Joe Weisenthal on a weak August jobs report: manufacturing down 78K, rate cuts now near-certain
Sep 5, 2025 with Joe Weisenthal
Key Points
- August jobs report shows manufacturing down 78,000 for the year with renewed August declines, contradicting the administration's tariff-driven reindustrialization strategy launched in April.
- Youth unemployment aged 16-24 is rising at the fastest pace in 15 years outside of the pandemic at 10.5%, signaling deterioration spreading from marginal workers into the broader labor market.
- Federal Reserve rate cuts in September are now near-certain, with market odds for three cuts in 2025 jumping to 38% as the labor market softening becomes undeniable.
Summary
August Jobs Report: Weak Headline, Worse Details
Joe Weisenthal, editor at Bloomberg, broke down an August payrolls report that came in solidly below expectations and, on closer inspection, was uglier than the headline suggested. The prior month was revised up slightly, but June was revised down sharply enough to turn negative — the first month of outright job losses since December 2020.
Healthcare added 31,000 jobs, which has become a structural fixture in every monthly report. Strip that out and the broader economy has been shedding jobs for some time. Manufacturing employment is down 78,000 so far this year, with another decline in August. Weisenthal is careful not to declare the tariff-driven reindustrialization strategy a failure — the tariffs only landed in April, and these things take time — but the direction in 2025 is clearly wrong relative to what the administration wants.
Two demographic signals are worth watching. Youth unemployment, ages 16–24, is rising at the fastest pace in 15 years outside of the pandemic, sitting at 10.5%. Black unemployment hit its highest level since October 2021. Even as the headline rate remains low by historical standards at 4.3%, these groups tend to show deterioration first, and what's showing up now looks like a real softening in job-finding ability for more marginal workers.
The AI Jobs Paradox
The White House held a dinner with tech leaders the prior evening, with investment pledges of $600 billion from Apple and $600 billion from Meta thrown around. Weisenthal argues those numbers shouldn't be expected to drive meaningful employment — building a data center is largely a check written to TSMC, not a domestic hiring event. More pointedly, if AI investments actually work, the payoff is labor displacement, not labor creation. Productivity gains free up resources, but that's different from direct job creation.

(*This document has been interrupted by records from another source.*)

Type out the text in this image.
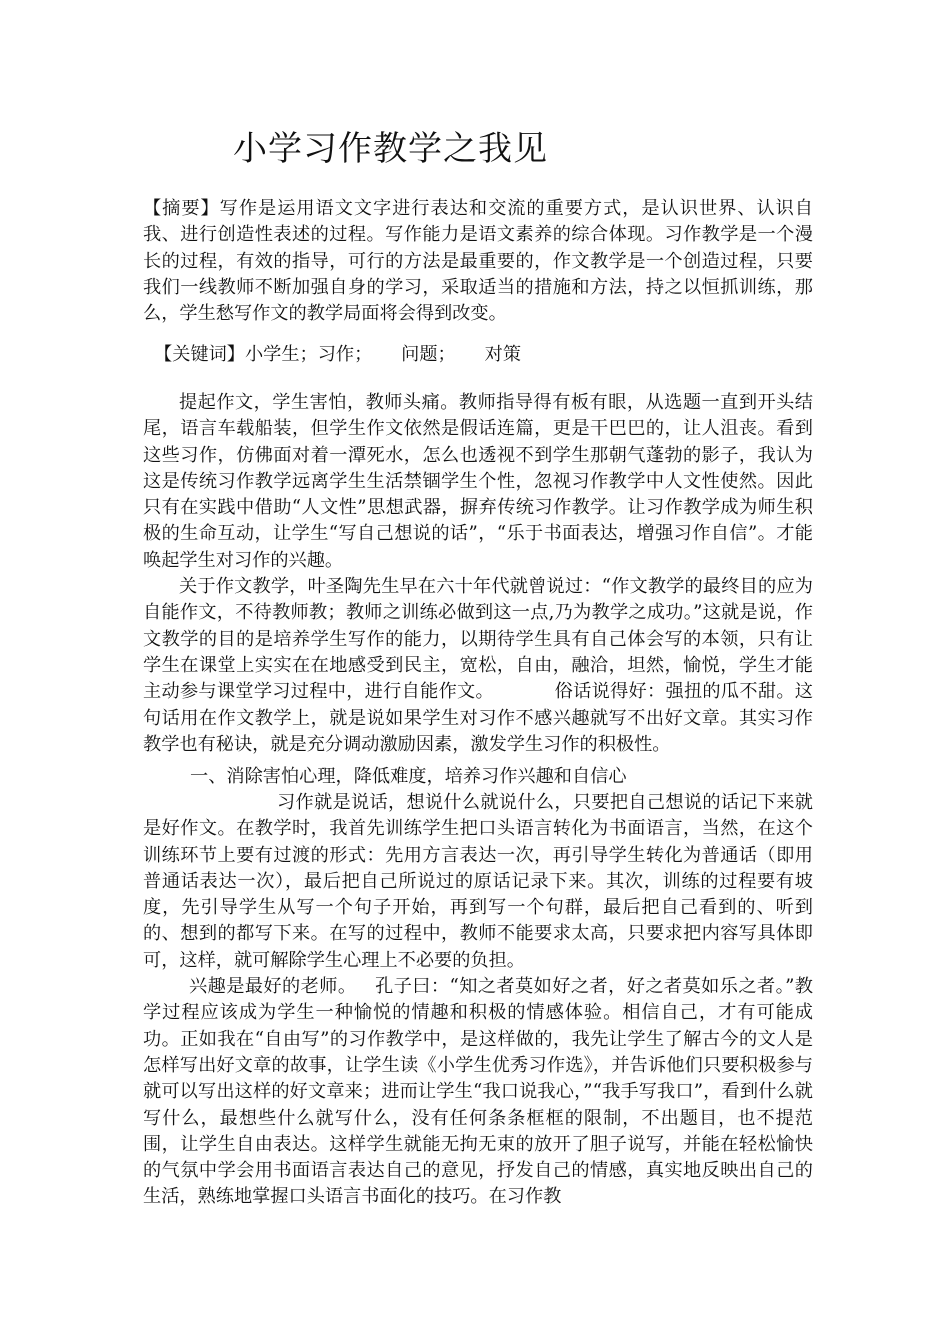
小学习作教学之我见

【摘要】写作是运用语文文字进行表达和交流的重要方式，是认识世界、认识自我、进行创造性表述的过程。写作能力是语文素养的综合体现。习作教学是一个漫长的过程，有效的指导，可行的方法是最重要的，作文教学是一个创造过程，只要我们一线教师不断加强自身的学习，采取适当的措施和方法，持之以恒抓训练，那么，学生愁写作文的教学局面将会得到改变。

【关键词】小学生；习作；     问题；     对策

提起作文，学生害怕，教师头痛。教师指导得有板有眼，从选题一直到开头结尾，语言车载船装，但学生作文依然是假话连篇，更是干巴巴的，让人沮丧。看到这些习作，仿佛面对着一潭死水，怎么也透视不到学生那朝气蓬勃的影子，我认为这是传统习作教学远离学生生活禁锢学生个性，忽视习作教学中人文性使然。因此只有在实践中借助“人文性”思想武器，摒弃传统习作教学。让习作教学成为师生积极的生命互动，让学生“写自己想说的话”，“乐于书面表达，增强习作自信”。才能唤起学生对习作的兴趣。

关于作文教学，叶圣陶先生早在六十年代就曾说过：“作文教学的最终目的应为自能作文，不待教师教；教师之训练必做到这一点,乃为教学之成功。”这就是说，作文教学的目的是培养学生写作的能力，以期待学生具有自己体会写的本领，只有让学生在课堂上实实在在地感受到民主，宽松，自由，融洽，坦然，愉悦，学生才能主动参与课堂学习过程中，进行自能作文。          俗话说得好：强扭的瓜不甜。这句话用在作文教学上，就是说如果学生对习作不感兴趣就写不出好文章。其实习作教学也有秘诀，就是充分调动激励因素，激发学生习作的积极性。

一、消除害怕心理，降低难度，培养习作兴趣和自信心

习作就是说话，想说什么就说什么，只要把自己想说的话记下来就是好作文。在教学时，我首先训练学生把口头语言转化为书面语言，当然，在这个训练环节上要有过渡的形式：先用方言表达一次，再引导学生转化为普通话（即用普通话表达一次），最后把自己所说过的原话记录下来。其次，训练的过程要有坡度，先引导学生从写一个句子开始，再到写一个句群，最后把自己看到的、听到的、想到的都写下来。在写的过程中，教师不能要求太高，只要求把内容写具体即可，这样，就可解除学生心理上不必要的负担。

兴趣是最好的老师。   孔子曰：“知之者莫如好之者，好之者莫如乐之者。”教学过程应该成为学生一种愉悦的情趣和积极的情感体验。相信自己，才有可能成功。正如我在“自由写”的习作教学中，是这样做的，我先让学生了解古今的文人是怎样写出好文章的故事，让学生读《小学生优秀习作选》，并告诉他们只要积极参与就可以写出这样的好文章来；进而让学生“我口说我心，”“我手写我口”，看到什么就写什么，最想些什么就写什么，没有任何条条框框的限制，不出题目，也不提范围，让学生自由表达。这样学生就能无拘无束的放开了胆子说写，并能在轻松愉快的气氛中学会用书面语言表达自己的意见，抒发自己的情感，真实地反映出自己的生活，熟练地掌握口头语言书面化的技巧。在习作教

The Palantir data point is illustrative. The company's CFO said revenue has grown massively while headcount is up only 12%, and Palantir has stated explicitly it expects to have fewer people in the future. Weisenthal finds this striking because historically, sector stock performance near all-time highs has correlated with significant headcount expansion. That link appears to be breaking.
He also credits a cultural shift, partly attributable to Doge and Elon Musk, where executives across industries now feel comfortable publicly tightening headcount — especially after the hiring excesses of 2021, 2022, and 2023. Whether AI is driving actual efficiency gains or providing political cover for cuts is hard to separate.
The broader political problem, which Weisenthal extends some sympathy to the administration for, is that no one across the political spectrum has a credible answer to what the middle of the labor market looks like in a world of advancing AI. The dream — decent employment for people who aren't Stanford computer science PhDs — isn't matched by any concrete sector or policy roadmap.
Rate Cuts: September Is Now a Lock
Polymarket odds for three rate cuts in 2025 jumped from 18% to 38% on the back of this report. The probability of just one cut is falling. A September cut is now described as a near-certainty, with the live question being whether the Fed goes 50 basis points — an aggressive move similar to last September — rather than the standard 25.
Weisenthal had flagged at Jackson Hole that the labor market was clearly softening and that the case for cuts was building. He credits Fed Governor Christopher Waller as the most consistently dovish voice over the past six months, having argued forcefully that the labor market deterioration warranted action. The Powell-Waller view is now what markets are pricing.
The next Fed decision is approximately two weeks out. In the meantime, Weisenthal flags two near-term data points to watch. Weekly initial jobless claims — which print every Thursday and have been creeping higher, with the most recent read coming in at 237,000 above expectations — offer a real-time signal on whether the "low hiring, low firing" equilibrium is breaking toward actual layoffs. And this coming Tuesday, the QCEW benchmark revision (Quarterly Census of Employment and Wages) will reset historical labor market data using a complete sample of everyone who paid into the unemployment system. Weisenthal thinks it could show that job creation throughout 2024 was lower than previously reported — a backward-looking revision that would make the current picture look worse than the monthly series has suggested.